International Journal of Academic and Applied Research (IJAAR)
  Year: 2022 | Volume: 6 | Issue: 5 | Page No.: 201-206
Predicting of Diabetes Mellitus Type 2 Risk Using Nonparametric Ordinal Logistic Regression Based on Smoothing Spline Estimator Download PDF
Sakinah Priandi, Nur Chamidah, Sediono, Toha Saifudin, M. Fariz Fadillah Mardianto

Abstract:
Diabetes mellitus is one of the deadliest diseases in the world. Indonesia ranks seventh for the highest diabetes sufferers in the world. The prevalence of diabetics in Indonesia reaches 6.2%. According to these results, most diabetics suffer from diabetes mellitus type 2. Dyslipidemia is one of the factors that affect diabetes mellitus type 2. Dyslipidemia is a disorder of fat metabolism which is characterized by an increase in plasma fat levels. The main abnormality of fat levels is an increase in LDL cholesterol and triglycerides. To predict the risk of diabetes mellitus type 2, we need to build a model. In statistical analysis, there are two approaches to estimating the model, namely parametric and nonparametric. In this study, we predicted the risk of diabetes mellitus type 2 based on LDL cholesterol and triglyceride levels using nonparametric ordinal logistic regression (GAM) based on a smoothing spline estimator and compared it with the parametric ordinal logistic regression (GLM) approach.

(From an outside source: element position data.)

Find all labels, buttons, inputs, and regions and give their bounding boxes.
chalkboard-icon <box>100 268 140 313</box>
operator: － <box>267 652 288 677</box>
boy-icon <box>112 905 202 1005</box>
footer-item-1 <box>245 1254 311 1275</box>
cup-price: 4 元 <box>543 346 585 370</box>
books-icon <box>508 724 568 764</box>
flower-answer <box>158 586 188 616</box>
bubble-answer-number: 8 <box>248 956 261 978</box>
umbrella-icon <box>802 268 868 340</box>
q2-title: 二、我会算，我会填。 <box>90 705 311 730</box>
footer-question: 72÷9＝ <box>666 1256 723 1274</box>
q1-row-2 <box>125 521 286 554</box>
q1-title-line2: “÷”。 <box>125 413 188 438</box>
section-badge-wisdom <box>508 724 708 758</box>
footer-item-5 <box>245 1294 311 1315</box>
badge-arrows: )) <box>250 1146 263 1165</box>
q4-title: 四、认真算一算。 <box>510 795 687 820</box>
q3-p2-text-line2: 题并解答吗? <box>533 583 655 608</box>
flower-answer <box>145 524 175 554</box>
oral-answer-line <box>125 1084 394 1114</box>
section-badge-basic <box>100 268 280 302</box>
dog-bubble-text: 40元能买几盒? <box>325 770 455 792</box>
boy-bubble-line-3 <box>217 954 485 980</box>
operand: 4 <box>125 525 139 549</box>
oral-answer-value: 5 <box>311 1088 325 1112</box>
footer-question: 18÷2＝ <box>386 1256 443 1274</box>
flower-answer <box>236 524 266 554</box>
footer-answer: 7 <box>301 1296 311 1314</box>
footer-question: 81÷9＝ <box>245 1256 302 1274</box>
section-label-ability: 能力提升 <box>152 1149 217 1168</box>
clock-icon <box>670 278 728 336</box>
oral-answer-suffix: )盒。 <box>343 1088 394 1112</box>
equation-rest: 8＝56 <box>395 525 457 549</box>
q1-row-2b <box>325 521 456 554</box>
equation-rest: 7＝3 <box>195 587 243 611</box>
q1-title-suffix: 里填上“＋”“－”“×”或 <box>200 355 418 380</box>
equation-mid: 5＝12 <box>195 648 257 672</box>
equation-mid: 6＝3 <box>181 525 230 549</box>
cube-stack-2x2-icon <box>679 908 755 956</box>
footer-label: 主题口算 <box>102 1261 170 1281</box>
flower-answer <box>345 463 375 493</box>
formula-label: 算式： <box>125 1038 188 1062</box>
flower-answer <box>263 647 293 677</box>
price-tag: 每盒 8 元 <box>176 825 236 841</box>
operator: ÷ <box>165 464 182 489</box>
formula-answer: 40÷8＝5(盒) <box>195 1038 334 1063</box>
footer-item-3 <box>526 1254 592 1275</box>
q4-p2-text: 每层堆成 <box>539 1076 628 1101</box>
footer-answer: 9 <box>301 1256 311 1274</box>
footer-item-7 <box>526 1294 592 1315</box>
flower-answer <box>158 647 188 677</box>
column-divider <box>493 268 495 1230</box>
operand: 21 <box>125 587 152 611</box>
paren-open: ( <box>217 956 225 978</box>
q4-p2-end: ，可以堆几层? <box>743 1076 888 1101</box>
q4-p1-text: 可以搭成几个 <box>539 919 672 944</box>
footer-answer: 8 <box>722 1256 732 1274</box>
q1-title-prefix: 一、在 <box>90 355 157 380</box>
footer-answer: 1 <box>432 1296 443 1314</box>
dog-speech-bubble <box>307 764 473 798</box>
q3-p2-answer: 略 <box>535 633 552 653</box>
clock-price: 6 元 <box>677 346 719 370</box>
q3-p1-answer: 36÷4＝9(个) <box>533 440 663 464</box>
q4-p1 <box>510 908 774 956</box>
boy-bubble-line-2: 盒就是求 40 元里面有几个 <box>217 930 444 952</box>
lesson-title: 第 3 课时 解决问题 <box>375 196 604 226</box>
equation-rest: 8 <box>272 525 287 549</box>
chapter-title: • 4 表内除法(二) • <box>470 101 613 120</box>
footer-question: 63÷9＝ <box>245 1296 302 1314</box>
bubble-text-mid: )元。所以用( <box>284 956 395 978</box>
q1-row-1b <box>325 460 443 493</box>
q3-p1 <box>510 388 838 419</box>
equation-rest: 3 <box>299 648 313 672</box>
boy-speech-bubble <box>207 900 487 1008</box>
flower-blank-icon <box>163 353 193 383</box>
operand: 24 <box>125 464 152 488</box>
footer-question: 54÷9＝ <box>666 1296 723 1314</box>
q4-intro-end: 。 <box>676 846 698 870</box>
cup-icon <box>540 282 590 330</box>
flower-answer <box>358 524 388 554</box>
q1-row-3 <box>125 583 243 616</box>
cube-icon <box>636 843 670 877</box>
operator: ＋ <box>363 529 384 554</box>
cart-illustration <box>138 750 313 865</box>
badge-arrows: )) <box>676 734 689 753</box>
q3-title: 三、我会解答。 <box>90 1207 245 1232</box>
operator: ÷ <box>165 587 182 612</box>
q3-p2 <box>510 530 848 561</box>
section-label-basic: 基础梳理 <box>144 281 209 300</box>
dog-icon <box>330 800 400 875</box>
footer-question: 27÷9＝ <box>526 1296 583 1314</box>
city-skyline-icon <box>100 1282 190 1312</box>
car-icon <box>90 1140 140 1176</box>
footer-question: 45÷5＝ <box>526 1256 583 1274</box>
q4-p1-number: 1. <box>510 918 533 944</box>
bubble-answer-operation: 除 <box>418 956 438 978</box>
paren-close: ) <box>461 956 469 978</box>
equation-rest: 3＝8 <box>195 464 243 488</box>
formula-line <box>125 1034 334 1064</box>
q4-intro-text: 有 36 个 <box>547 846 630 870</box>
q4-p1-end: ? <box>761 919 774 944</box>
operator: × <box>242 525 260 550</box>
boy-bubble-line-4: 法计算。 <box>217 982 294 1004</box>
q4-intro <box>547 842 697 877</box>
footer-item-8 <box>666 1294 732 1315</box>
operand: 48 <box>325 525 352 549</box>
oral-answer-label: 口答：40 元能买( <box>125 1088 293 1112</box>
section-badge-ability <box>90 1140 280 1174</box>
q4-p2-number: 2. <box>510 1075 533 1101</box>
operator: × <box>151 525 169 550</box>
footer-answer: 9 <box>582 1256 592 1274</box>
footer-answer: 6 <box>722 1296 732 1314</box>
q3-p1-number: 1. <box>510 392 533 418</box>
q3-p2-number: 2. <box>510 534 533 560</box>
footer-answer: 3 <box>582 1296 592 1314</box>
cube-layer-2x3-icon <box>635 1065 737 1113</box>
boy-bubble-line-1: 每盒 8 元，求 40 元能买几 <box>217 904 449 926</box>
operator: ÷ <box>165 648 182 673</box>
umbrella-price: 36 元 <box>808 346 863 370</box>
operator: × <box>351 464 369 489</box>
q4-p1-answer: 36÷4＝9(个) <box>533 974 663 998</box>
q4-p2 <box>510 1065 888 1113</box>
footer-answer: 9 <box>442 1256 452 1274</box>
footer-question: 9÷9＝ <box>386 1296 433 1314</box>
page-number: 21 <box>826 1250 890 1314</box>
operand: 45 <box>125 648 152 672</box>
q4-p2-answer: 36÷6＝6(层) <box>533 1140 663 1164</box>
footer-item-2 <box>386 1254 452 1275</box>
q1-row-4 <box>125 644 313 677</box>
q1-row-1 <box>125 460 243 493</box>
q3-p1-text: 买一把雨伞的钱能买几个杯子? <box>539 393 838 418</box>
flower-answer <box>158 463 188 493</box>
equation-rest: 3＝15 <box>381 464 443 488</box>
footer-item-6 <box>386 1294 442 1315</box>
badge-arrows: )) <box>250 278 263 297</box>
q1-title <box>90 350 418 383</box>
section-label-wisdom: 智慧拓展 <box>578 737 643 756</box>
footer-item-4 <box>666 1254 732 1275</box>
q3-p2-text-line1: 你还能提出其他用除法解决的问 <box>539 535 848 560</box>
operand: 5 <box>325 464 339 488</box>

Based on stability test, namely the press's Q value based on nonparametric ordinal logistic regression (GAM) model based on the smoothing spline estimator is stable or consistent with the accuracy value and the sensitivity value for the category diabetes mellitus type 2 are 85% and 0.93 respectively. Meanwhile, the Press's Q value based on parametric ordinal logistic regression (GLM) model is instable or inconsistent with accuracy value and the sensitivity value for the category diabetes mellitus type 2 are 37.5% and 0.47 respectively. This means ordinal logistic regression using a nonparametric approach (GAM) based on a smoothing spline estimator is better than a parametric approach (GLM) to predict the risk of diabetes mellitus type 2.